Thread count is the number of horizontal and vertical threads per square inch or centimetre of a fabric. Because there’s no industry standard for measuring thread count (some manufacturers use inches, others use centimetres) and “cheating” to gain a higher thread count (through using multiple yarns twisted together) is widespread, many experts believe using thread count as an indicator of a fabric’s quality isn’t reliable. However, generally speaking the higher the thread count, the softer and more luxurious the fabric. It’s crucial not to immediately dismiss bedding with a low thread count, though, as it’s not always a sure marker of quality.
When it comes to the thread count of linen, it’s usually much lower than that of cotton due to the fact that the natural linen fibres (created from the flax plant) are much thicker than that of cotton. Due to this, our signature Bed Threads 100% French Flax Linen Bedding has a thread count of 170.
Got it. So, what’s this “GSM” I see everywhere?
GSM stands for grams per square metre. Simply put, GSM refers to the metric measurement of the weight of a fabric. The higher the GSM of a fabric, the denser the fabric will be. Bed Threads 100% French flax linen sits at 170 GSM. The reason for this? It’s the optimum weight to ensure that your bedding is soft and cosy the second you use it but is durable enough to ensure it lasts for years (and years). Traditionally, linen bedding has been much, much heavier that other manchesters (so it’s GSM was much higher) but this meant it took years (and many washing cycles) to achieve the buttery softness when it lands at your door (and then, your bed).
Now, let’s talk about linen’s durability for a second. If linen were a person, they’d be extremely resilient. Compared with other manchesters, linen thread is far more durable. Couple this with linen’s temperature regulating and moisture-wicking qualities – not to mention, it’s good looks – it’s easy to understand its upswing in popularity.

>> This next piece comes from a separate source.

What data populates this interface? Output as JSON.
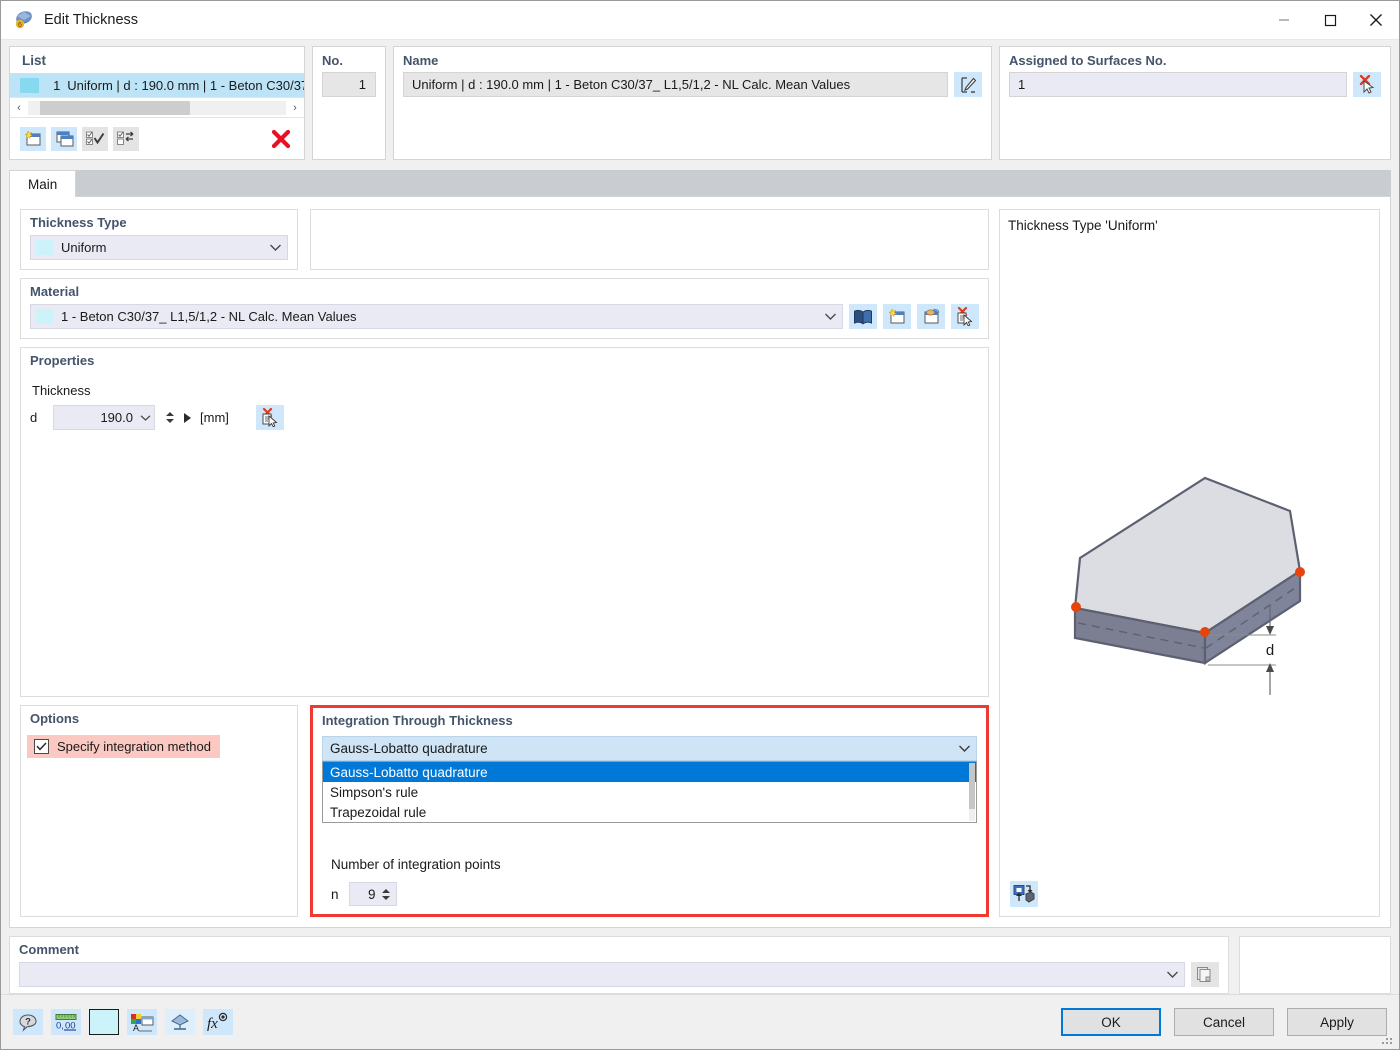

How to ensure your linen lasts the distance
Don’t ever dry clean your linen. Instead, wash your linen bedding in cold or lukewarm water using a milk liquid detergent (so you’re protecting those lovely natural linen fibres). Skip fabric softeners as they can weaken the fibres of your bedding as linen will naturally become softer – and cosier – with every wash. If you’re throwing your linen bedding in with all your other dirty washing, might we suggest removing anything with Velcro, zippers, buttons, or anything that might inflict damage on your bedding?
Store your linen somewhere cool, dry and out of the light. And, in news that may sadden the more organisationally savvy among us, it’s crucial to avoid keeping your linen in plastic storage containers – unless you’re a fan of those unsightly yellow marks.
If you want to get really serious about prolonging the life of your beloved linen bedding, consider purchasing a couple of sets, so that you can alternate between using the two and reduce damage. At the very least, adding another fitted sheet into the mix is a great way to minimise wear and tear. The good news? There’s no need to iron your linen – the natural crumples are what give this fabric it’s charm and cosy aesthetic.